I had a fit friend in college that weighed over 100 lbs more in high school. He was depressed by his health and decided that he would start walking. The first time he went out, he only made it two driveways from his own before he had to stop. He was gasping for air, exhausted, and embarassed.

He felt discouraged that he was only able to complete such a short walk, but made it his goal the next day to walk one driveway further, and one more the next. Soon he was circling the block, then the neighborhood, then jogging, then starting to lift weights at the gym. The key was that he was realistic about his circumstances, but didn’t allow his circumstances to discourage his efforts.

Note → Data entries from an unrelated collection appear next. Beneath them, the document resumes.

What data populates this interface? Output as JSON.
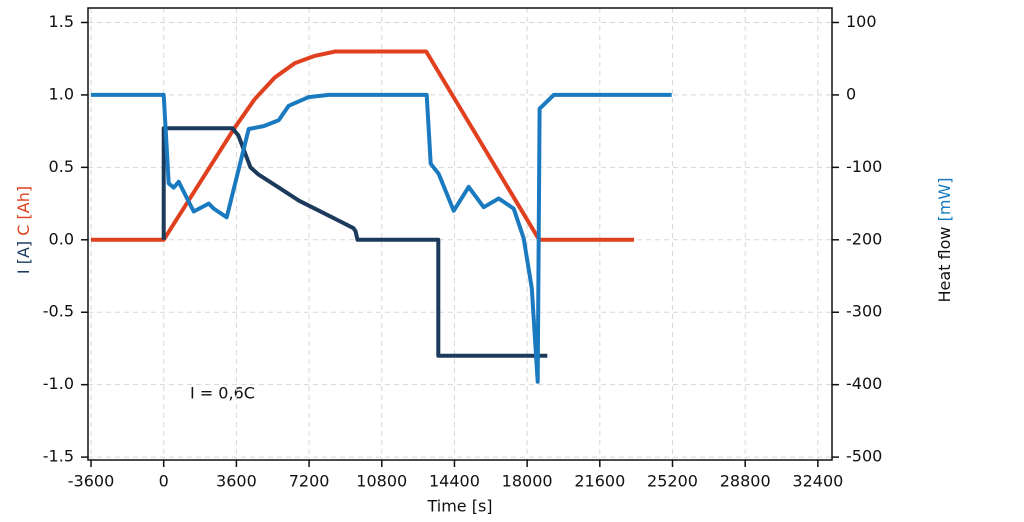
{
  "chart_data": {
    "type": "line",
    "xlabel": "Time [s]",
    "ylabel": [
      {
        "text": "I [A]",
        "color": "#1b3a5c"
      },
      {
        "text": "C [Ah]",
        "color": "#e0401e"
      }
    ],
    "y2label": [
      {
        "text": "Heat flow",
        "color": "#111111"
      },
      {
        "text": "[mW]",
        "color": "#1a7abf"
      }
    ],
    "annotation": "I = 0,6C",
    "xlim": [
      -3750,
      33100
    ],
    "xticks": [
      -3600,
      0,
      3600,
      7200,
      10800,
      14400,
      18000,
      21600,
      25200,
      28800,
      32400
    ],
    "ylim": [
      -1.52,
      1.6
    ],
    "yticks": [
      1.5,
      {
        "value": 1,
        "label": "1.0"
      },
      0.5,
      {
        "value": 0,
        "label": "0.0"
      },
      -0.5,
      {
        "value": -1,
        "label": "-1.0"
      },
      -1.5
    ],
    "y2lim": [
      -504,
      120
    ],
    "y2ticks": [
      100,
      0,
      -100,
      -200,
      -300,
      -400,
      -500
    ],
    "grid": true,
    "series": [
      {
        "color": "#e0401e",
        "axis": "y",
        "x": [
          -3600,
          0,
          3500,
          4500,
          5500,
          6500,
          7500,
          8500,
          13000,
          18600,
          23300
        ],
        "values": [
          0,
          0,
          0.77,
          0.97,
          1.12,
          1.22,
          1.27,
          1.3,
          1.3,
          0,
          0
        ]
      },
      {
        "color": "#1b3a5c",
        "axis": "y",
        "x": [
          0,
          0,
          3400,
          3700,
          4300,
          4700,
          5700,
          6700,
          7700,
          8700,
          9400,
          9500,
          9600,
          13600,
          13600,
          19000
        ],
        "values": [
          0,
          0.77,
          0.77,
          0.72,
          0.5,
          0.45,
          0.36,
          0.27,
          0.2,
          0.13,
          0.08,
          0.06,
          0,
          0,
          -0.8,
          -0.8
        ]
      },
      {
        "color": "#1a7abf",
        "axis": "y2",
        "x": [
          -3600,
          0,
          248,
          495,
          743,
          1486,
          2229,
          2476,
          3120,
          4210,
          4953,
          5696,
          6190,
          7180,
          8170,
          13026,
          13225,
          13620,
          14363,
          15106,
          15850,
          16590,
          17335,
          17830,
          18230,
          18524,
          18620,
          19320,
          25160
        ],
        "values": [
          0,
          0,
          -122,
          -128,
          -120,
          -161,
          -150,
          -157,
          -169,
          -47,
          -43,
          -35,
          -15,
          -3,
          0,
          0,
          -95,
          -109,
          -160,
          -127,
          -155,
          -143,
          -157,
          -198,
          -267,
          -396,
          -19,
          0,
          0
        ]
      }
    ]
  }
}
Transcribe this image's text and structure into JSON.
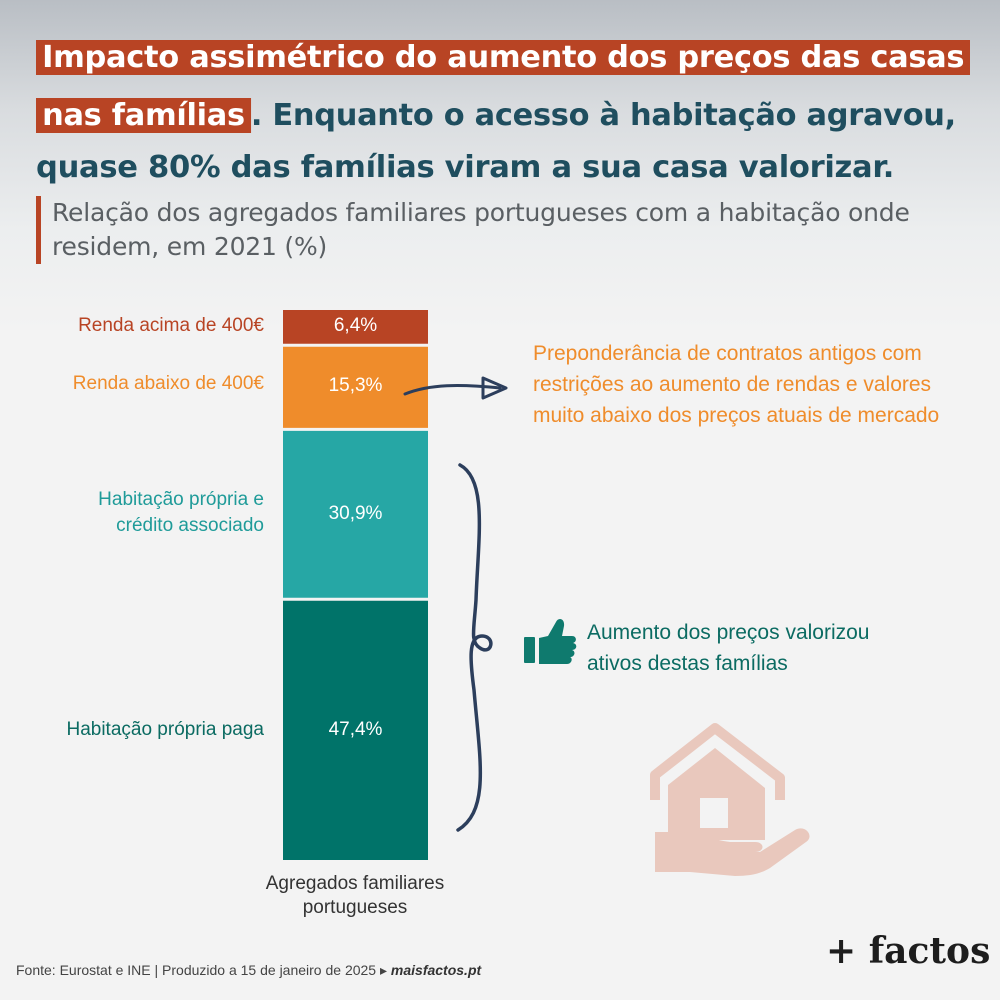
{
  "title": {
    "line1_highlight": "Impacto assimétrico do aumento dos preços das casas",
    "line2_highlight": "nas famílias",
    "line2_rest": ". Enquanto o acesso à habitação agravou,",
    "line3": "quase 80% das famílias viram a sua casa valorizar."
  },
  "subtitle": "Relação dos agregados familiares portugueses com a habitação onde residem, em 2021 (%)",
  "chart_data": {
    "type": "bar",
    "stacked": true,
    "categories": [
      "Agregados familiares portugueses"
    ],
    "xlabel": "Agregados familiares portugueses",
    "series": [
      {
        "name": "Renda acima de 400€",
        "value": 6.4,
        "label": "6,4%",
        "color": "#b84424"
      },
      {
        "name": "Renda abaixo de 400€",
        "value": 15.3,
        "label": "15,3%",
        "color": "#ef8c2b"
      },
      {
        "name": "Habitação própria e crédito associado",
        "value": 30.9,
        "label": "30,9%",
        "color": "#26a7a5"
      },
      {
        "name": "Habitação própria paga",
        "value": 47.4,
        "label": "47,4%",
        "color": "#007369"
      }
    ],
    "annotations": [
      "Preponderância de contratos antigos com restrições ao aumento de rendas e valores muito abaixo dos preços atuais de mercado",
      "Aumento dos preços valorizou ativos destas famílias"
    ]
  },
  "notes": {
    "rent_note_lines": [
      "Preponderância de contratos antigos com",
      "restrições ao aumento de rendas e valores",
      "muito abaixo dos preços atuais de mercado"
    ],
    "owner_note_lines": [
      "Aumento dos preços valorizou",
      "ativos destas famílias"
    ]
  },
  "labels": {
    "cat1": "Renda acima de 400€",
    "cat2": "Renda abaixo de 400€",
    "cat3_line1": "Habitação própria e",
    "cat3_line2": "crédito associado",
    "cat4": "Habitação própria paga",
    "xlabel_line1": "Agregados familiares",
    "xlabel_line2": "portugueses"
  },
  "footer": {
    "source": "Fonte: Eurostat e INE | Produzido a 15 de janeiro de 2025 ▸ ",
    "site": "maisfactos.pt"
  },
  "logo": "+ factos",
  "icons": [
    "thumbs-up-icon",
    "house-hand-icon",
    "arrow-icon",
    "brace-icon"
  ],
  "colors": {
    "accent": "#b84424",
    "orange": "#ef8c2b",
    "teal": "#26a7a5",
    "dark_teal": "#007369",
    "title_dark": "#1f4e5f"
  }
}
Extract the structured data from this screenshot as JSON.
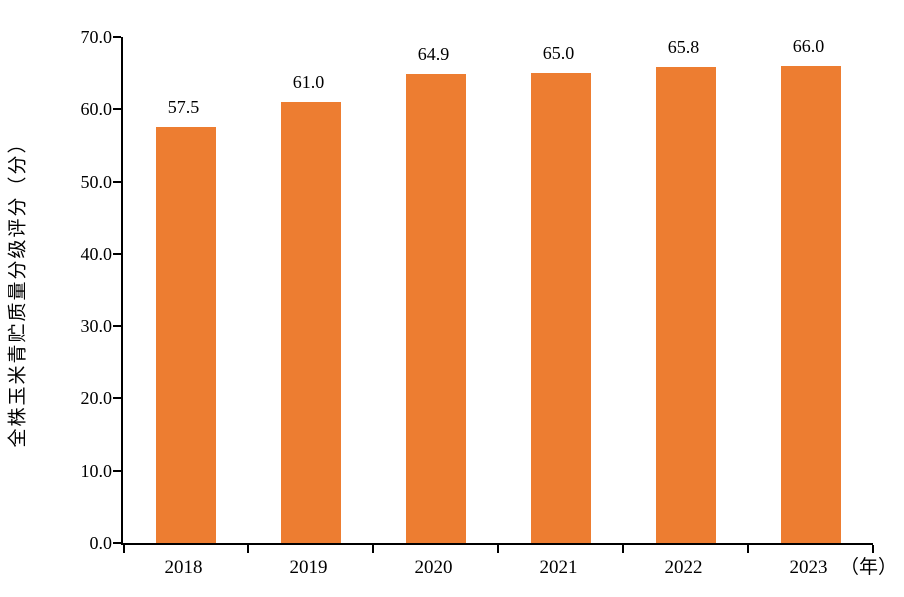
{
  "chart_data": {
    "type": "bar",
    "title": "",
    "categories": [
      "2018",
      "2019",
      "2020",
      "2021",
      "2022",
      "2023"
    ],
    "values": [
      57.5,
      61.0,
      64.9,
      65.0,
      65.8,
      66.0
    ],
    "value_labels": [
      "57.5",
      "61.0",
      "64.9",
      "65.0",
      "65.8",
      "66.0"
    ],
    "ylabel": "全株玉米青贮质量分级评分（分）",
    "xlabel": "",
    "x_unit_label": "（年）",
    "ylim": [
      0,
      70
    ],
    "ytick_step": 10,
    "ytick_labels": [
      "0.0",
      "10.0",
      "20.0",
      "30.0",
      "40.0",
      "50.0",
      "60.0",
      "70.0"
    ],
    "grid": false,
    "legend_position": "none",
    "bar_color": "#ED7D31",
    "axis_color": "#000000",
    "text_color": "#000000"
  }
}
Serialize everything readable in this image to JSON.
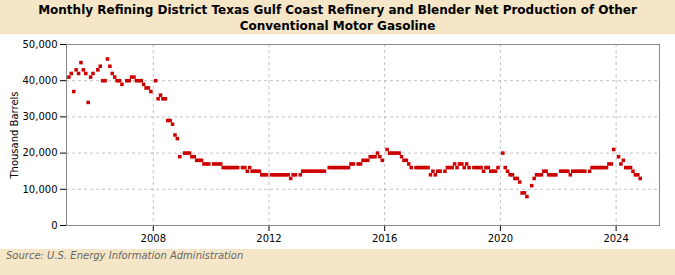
{
  "chart_data": {
    "type": "scatter",
    "title": "Monthly Refining District Texas Gulf Coast Refinery and Blender Net Production of Other\nConventional Motor Gasoline",
    "ylabel": "Thousand Barrels",
    "annotations": [
      "Source: U.S. Energy Information Administration"
    ],
    "color": "#cc0000",
    "marker": "square",
    "grid": true,
    "xlim": [
      2005.0,
      2025.5
    ],
    "xticks": [
      2008,
      2012,
      2016,
      2020,
      2024
    ],
    "ylim": [
      0,
      50000
    ],
    "yticks": [
      0,
      {
        "value": 10000,
        "label": "10,000"
      },
      {
        "value": 20000,
        "label": "20,000"
      },
      {
        "value": 30000,
        "label": "30,000"
      },
      {
        "value": 40000,
        "label": "40,000"
      },
      {
        "value": 50000,
        "label": "50,000"
      }
    ],
    "x": [
      2005.083,
      2005.167,
      2005.25,
      2005.333,
      2005.417,
      2005.5,
      2005.583,
      2005.667,
      2005.75,
      2005.833,
      2005.917,
      2006.083,
      2006.167,
      2006.25,
      2006.333,
      2006.417,
      2006.5,
      2006.583,
      2006.667,
      2006.75,
      2006.833,
      2006.917,
      2007.083,
      2007.167,
      2007.25,
      2007.333,
      2007.417,
      2007.5,
      2007.583,
      2007.667,
      2007.75,
      2007.833,
      2007.917,
      2008.083,
      2008.167,
      2008.25,
      2008.333,
      2008.417,
      2008.5,
      2008.583,
      2008.667,
      2008.75,
      2008.833,
      2008.917,
      2009.083,
      2009.167,
      2009.25,
      2009.333,
      2009.417,
      2009.5,
      2009.583,
      2009.667,
      2009.75,
      2009.833,
      2009.917,
      2010.083,
      2010.167,
      2010.25,
      2010.333,
      2010.417,
      2010.5,
      2010.583,
      2010.667,
      2010.75,
      2010.833,
      2010.917,
      2011.083,
      2011.167,
      2011.25,
      2011.333,
      2011.417,
      2011.5,
      2011.583,
      2011.667,
      2011.75,
      2011.833,
      2011.917,
      2012.083,
      2012.167,
      2012.25,
      2012.333,
      2012.417,
      2012.5,
      2012.583,
      2012.667,
      2012.75,
      2012.833,
      2012.917,
      2013.083,
      2013.167,
      2013.25,
      2013.333,
      2013.417,
      2013.5,
      2013.583,
      2013.667,
      2013.75,
      2013.833,
      2013.917,
      2014.083,
      2014.167,
      2014.25,
      2014.333,
      2014.417,
      2014.5,
      2014.583,
      2014.667,
      2014.75,
      2014.833,
      2014.917,
      2015.083,
      2015.167,
      2015.25,
      2015.333,
      2015.417,
      2015.5,
      2015.583,
      2015.667,
      2015.75,
      2015.833,
      2015.917,
      2016.083,
      2016.167,
      2016.25,
      2016.333,
      2016.417,
      2016.5,
      2016.583,
      2016.667,
      2016.75,
      2016.833,
      2016.917,
      2017.083,
      2017.167,
      2017.25,
      2017.333,
      2017.417,
      2017.5,
      2017.583,
      2017.667,
      2017.75,
      2017.833,
      2017.917,
      2018.083,
      2018.167,
      2018.25,
      2018.333,
      2018.417,
      2018.5,
      2018.583,
      2018.667,
      2018.75,
      2018.833,
      2018.917,
      2019.083,
      2019.167,
      2019.25,
      2019.333,
      2019.417,
      2019.5,
      2019.583,
      2019.667,
      2019.75,
      2019.833,
      2019.917,
      2020.083,
      2020.167,
      2020.25,
      2020.333,
      2020.417,
      2020.5,
      2020.583,
      2020.667,
      2020.75,
      2020.833,
      2020.917,
      2021.083,
      2021.167,
      2021.25,
      2021.333,
      2021.417,
      2021.5,
      2021.583,
      2021.667,
      2021.75,
      2021.833,
      2021.917,
      2022.083,
      2022.167,
      2022.25,
      2022.333,
      2022.417,
      2022.5,
      2022.583,
      2022.667,
      2022.75,
      2022.833,
      2022.917,
      2023.083,
      2023.167,
      2023.25,
      2023.333,
      2023.417,
      2023.5,
      2023.583,
      2023.667,
      2023.75,
      2023.833,
      2023.917,
      2024.083,
      2024.167,
      2024.25,
      2024.333,
      2024.417,
      2024.5,
      2024.583,
      2024.667,
      2024.75,
      2024.833
    ],
    "values": [
      41000,
      42000,
      37000,
      43000,
      42000,
      45000,
      43000,
      42000,
      34000,
      41000,
      42000,
      43000,
      44000,
      40000,
      40000,
      46000,
      44000,
      42000,
      41000,
      40000,
      40000,
      39000,
      40000,
      40000,
      41000,
      41000,
      40000,
      40000,
      40000,
      39000,
      38000,
      38000,
      37000,
      40000,
      35000,
      36000,
      35000,
      35000,
      29000,
      29000,
      28000,
      25000,
      24000,
      19000,
      20000,
      20000,
      20000,
      19000,
      19000,
      18000,
      18000,
      18000,
      17000,
      17000,
      17000,
      17000,
      17000,
      17000,
      17000,
      16000,
      16000,
      16000,
      16000,
      16000,
      16000,
      16000,
      16000,
      16000,
      15000,
      16000,
      15000,
      15000,
      15000,
      15000,
      14000,
      14000,
      14000,
      14000,
      14000,
      14000,
      14000,
      14000,
      14000,
      14000,
      14000,
      13000,
      14000,
      14000,
      14000,
      15000,
      15000,
      15000,
      15000,
      15000,
      15000,
      15000,
      15000,
      15000,
      15000,
      16000,
      16000,
      16000,
      16000,
      16000,
      16000,
      16000,
      16000,
      16000,
      17000,
      17000,
      17000,
      17000,
      18000,
      18000,
      18000,
      19000,
      19000,
      19000,
      20000,
      19000,
      18000,
      21000,
      20000,
      20000,
      20000,
      20000,
      20000,
      19000,
      18000,
      18000,
      17000,
      16000,
      16000,
      16000,
      16000,
      16000,
      16000,
      16000,
      14000,
      15000,
      14000,
      15000,
      15000,
      15000,
      16000,
      16000,
      16000,
      17000,
      16000,
      17000,
      17000,
      16000,
      17000,
      16000,
      16000,
      16000,
      16000,
      16000,
      15000,
      16000,
      16000,
      15000,
      15000,
      15000,
      16000,
      20000,
      16000,
      15000,
      14000,
      14000,
      13000,
      13000,
      12000,
      9000,
      9000,
      8000,
      11000,
      13000,
      14000,
      14000,
      14000,
      15000,
      15000,
      14000,
      14000,
      14000,
      14000,
      15000,
      15000,
      15000,
      15000,
      14000,
      15000,
      15000,
      15000,
      15000,
      15000,
      15000,
      15000,
      16000,
      16000,
      16000,
      16000,
      16000,
      16000,
      16000,
      17000,
      17000,
      21000,
      19000,
      17000,
      18000,
      16000,
      16000,
      16000,
      15000,
      14000,
      14000,
      13000
    ]
  }
}
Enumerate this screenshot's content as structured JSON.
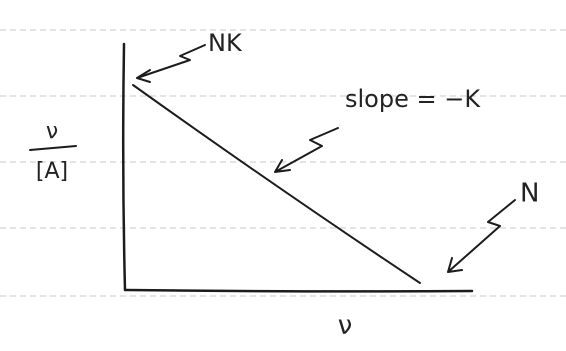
{
  "labels": {
    "y_intercept": "NK",
    "slope": "slope = −K",
    "x_intercept": "N",
    "x_axis": "ν",
    "y_axis_numerator": "ν",
    "y_axis_denominator": "[A]"
  }
}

Whether you need to lose 5 lbs or 300 lbs or just want to improve your general health through exercise, realism is going to be key. When attempting to find a workout that will stick for you, consider if you enjoy it, and if it’s conveniently located, appropriately priced, a reasonable time commitment, and effective. Being mindful of these points will help you to kill excuses before they have a chance to surface and will make it more likely that you’ll stick to your goals!